Een tweede was dat hij hun veiligheid garandeerde te midden van voortdurende wrok, potentiële rebellie en de zekerheid van invasies uit Denemarken, wiens koning ook een claim had op het Engelse koninkrijk dat geërfd was uit de tijd van Cnut. Het resultaat was de onteigening van de meeste seculiere en religieuze elite van Engeland en hun vervanging door mannen en vrouwen uit Frankrijk.
Veel hiervan was in 1070 gedaan, met als meest beruchte aspect de 'Harrying of the North', William's vernietiging van een groot deel van Yorkshire in de winter van 1069-70. De omvang van de vernietiging blijft onderwerp van discussie en ja, geweld tegen burgers was een toelaatbaar kenmerk van middeleeuwse oorlogsvoering. Maar de meedogenloosheid van William was uitzonderlijk door zijn normen en die van anderen.
Maar het resultaat van de verovering was de vestiging van vrede in Engeland en een regelgevend kader dat legaliteit en voortzetting van het Engelse verleden benadrukte. Er werden grote nieuwe kathedralen gebouwd en er werd een nieuw regime ingesteld, alles geïntegreerd in een identiteit die tot Engels werd uitgeroepen. Hoewel Normandië en Engeland hun identiteit behouden, werden ze tegelijkertijd de kern van een kanaaloverschrijdend rijk dat duurde tot 1204 toen Normandië werd veroverd door de Franse koning Philip Augustus.
William en zijn medewerkers creëerden een kanaaloverschrijdend rijk met een opmerkelijke dynamiek. De overgeërfde organisatorische kracht en tradities van het Engelse koninkrijk die zich vanaf de tiende eeuw hadden ontwikkeld en de tradities ervan werden in nauw verband gebracht met de turbulente politiek van het Franse koninkrijk. Na 1154 creëerde de opvolging van William's achterkleinzoon Koning Henry II (1154-89) een nog groter rijk dat samen met Normandië en Engeland samenging met Anjou en Aquitaine.

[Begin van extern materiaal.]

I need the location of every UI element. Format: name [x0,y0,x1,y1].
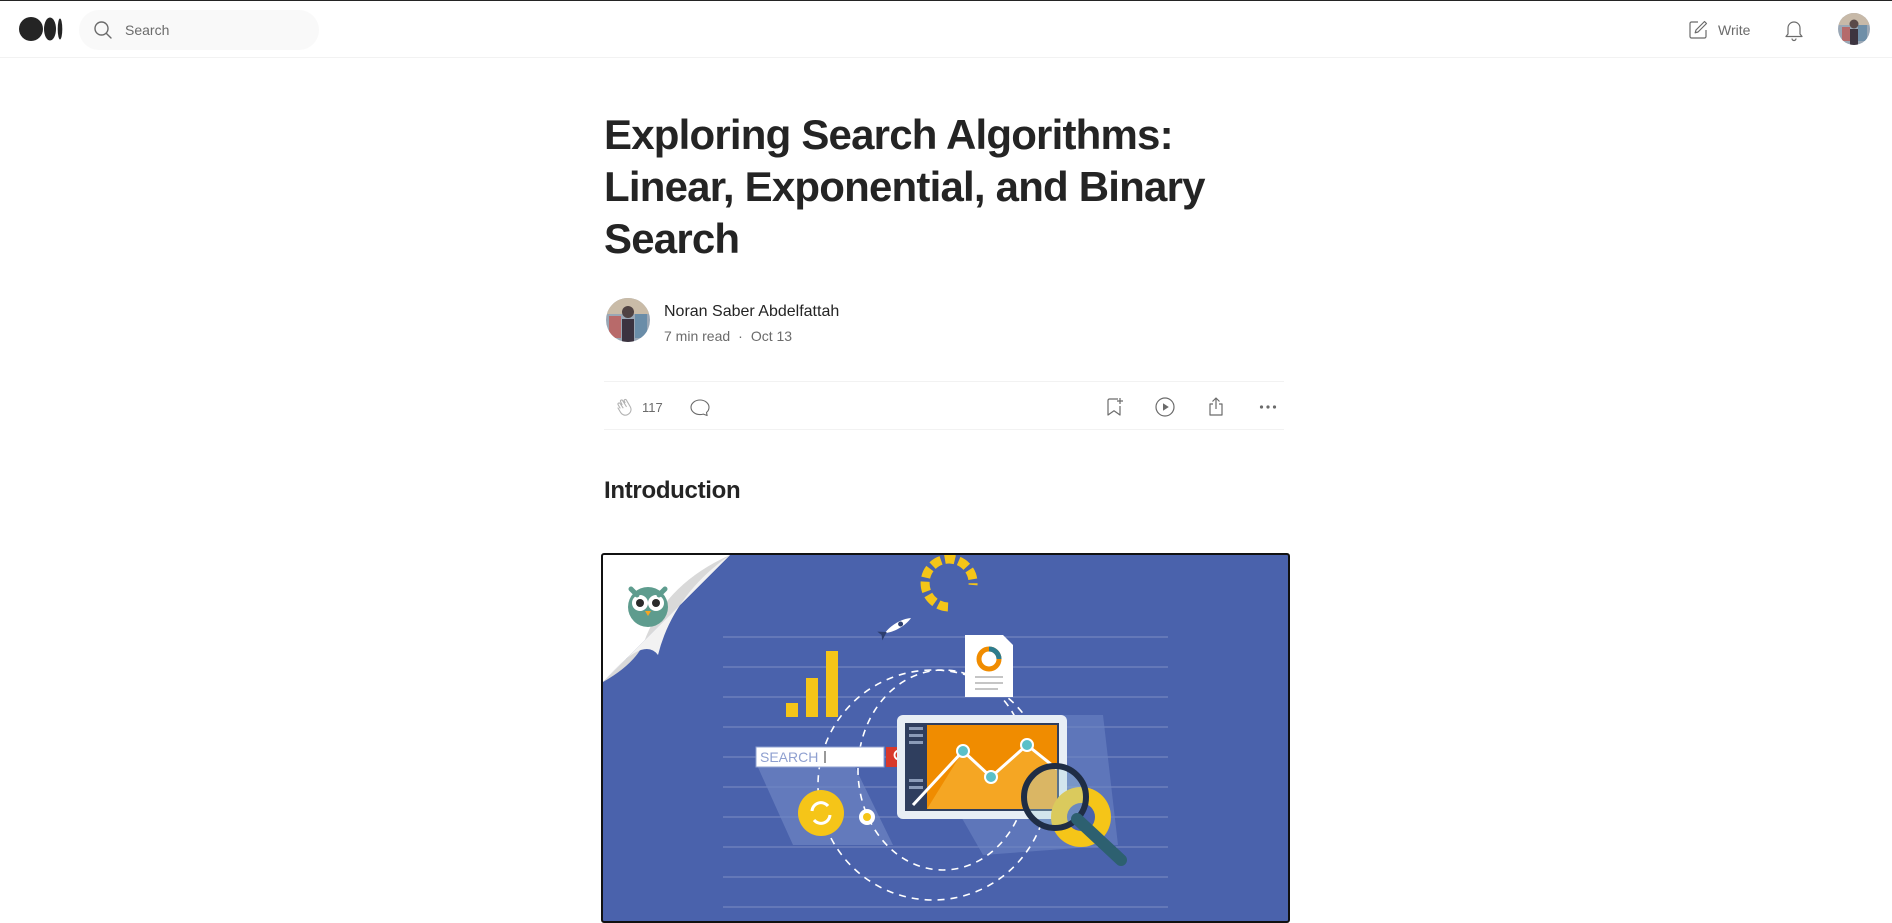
author-name[interactable]: Noran Saber Abdelfattah [664,303,839,321]
report-document-icon [965,635,1013,697]
article-action-bar: 117 [604,381,1284,430]
write-label: Write [1718,22,1751,38]
search-analytics-illustration: SEARCH [603,555,1168,908]
node-dot [863,813,871,821]
user-avatar[interactable] [1838,13,1870,45]
refresh-icon [798,790,844,836]
page-curl-corner [603,555,730,682]
publish-date: Oct 13 [750,328,793,344]
pen-square-icon [1689,20,1708,39]
top-nav-bar: Write [0,1,1892,58]
medium-logo-icon[interactable] [19,17,63,41]
share-icon[interactable] [1204,395,1228,419]
article-illustration: SEARCH [601,553,1290,923]
search-box-text: SEARCH [760,749,818,765]
owl-logo-icon [628,586,668,627]
more-dots-icon[interactable] [1256,395,1280,419]
bell-icon[interactable] [1782,17,1806,43]
donut-icon [920,555,978,612]
search-box-graphic: SEARCH [755,746,916,768]
search-icon [94,21,112,39]
article-title: Exploring Search Algorithms: Linear, Exp… [604,111,1206,262]
clap-button[interactable]: 117 [614,396,663,418]
bookmark-add-icon[interactable] [1102,395,1126,419]
clap-icon [617,398,632,416]
search-input[interactable] [125,20,305,40]
read-time: 7 min read [664,328,731,344]
author-avatar[interactable] [606,298,650,342]
bar-chart-icon [786,651,838,717]
play-icon[interactable] [1153,395,1177,419]
comment-icon[interactable] [688,395,712,419]
author-avatar-image [606,298,650,342]
article-meta: 7 min read · Oct 13 [664,328,792,344]
search-bar[interactable] [79,10,319,50]
clap-count: 117 [642,399,663,415]
meta-separator: · [738,328,743,344]
write-button[interactable]: Write [1686,18,1750,42]
avatar-image [1838,13,1870,45]
rocket-icon [877,618,911,641]
section-heading: Introduction [604,477,741,504]
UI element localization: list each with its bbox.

Dit imperiale kanaal zou zeker niet zijn ontstaan als Harold had gewonnen bij Hastings. En de afrekening met dat rijk was een enorme zorg voor William. De politiek van de plaats van Normandië in het Franse koninkrijk betekende dat hij na 752 ongeveer 75 procent van zijn tijd in Normandië en Frankrijk doorbracht, nadat de Engelsen definitief waren verslagen. Zijn overname in 1063 van het graafschap Maine in het zuiden van Normandië was van grote invloed omdat het voor hem meerdere nieuwe bezigheden veroorzaakte die zich onder zijn opvolgers voortzetten.
Hoewel de veroveringen van Willem de Veroveraar en het rijk dat hij creëerde, de relatie van Engeland en Groot-Brittannië met Europa veranderde, deden ze dit door aanpassingen aan te brengen in een relatie die al een lange geschiedenis had en die nog steeds bij ons is en zal blijven bestaan.
De definitieve ineenstorting van het Kanaal over het Kanaal in de tijd van koning John, een man die zeker niet de kwaliteiten van William had, bracht in Engeland de traditie naar voren dat een heerser moreel verantwoordelijk was voor het handhaven van goede wetgeving. Vandaar Magna Carta en alles wat daarop volgde.
We kunnen deze geschiedenis natuurlijk niet rechtstreeks toeschrijven aan Willem de Veroveraar. Maar het is weer een van de vele manieren waarop zijn prestaties een invloed hebben gehad die nog steeds bij ons is.
David Bates is Professorial Fellow aan de Universiteit van East Anglia. Hij heeft functies bekleed in de universiteiten van Cardiff, Glasgow en Londen (waar hij directeur was van het Institute of Historical Research) en Caen Normandie. Hij is lid van het leven van Clare Hall aan de universiteit van Cambridge.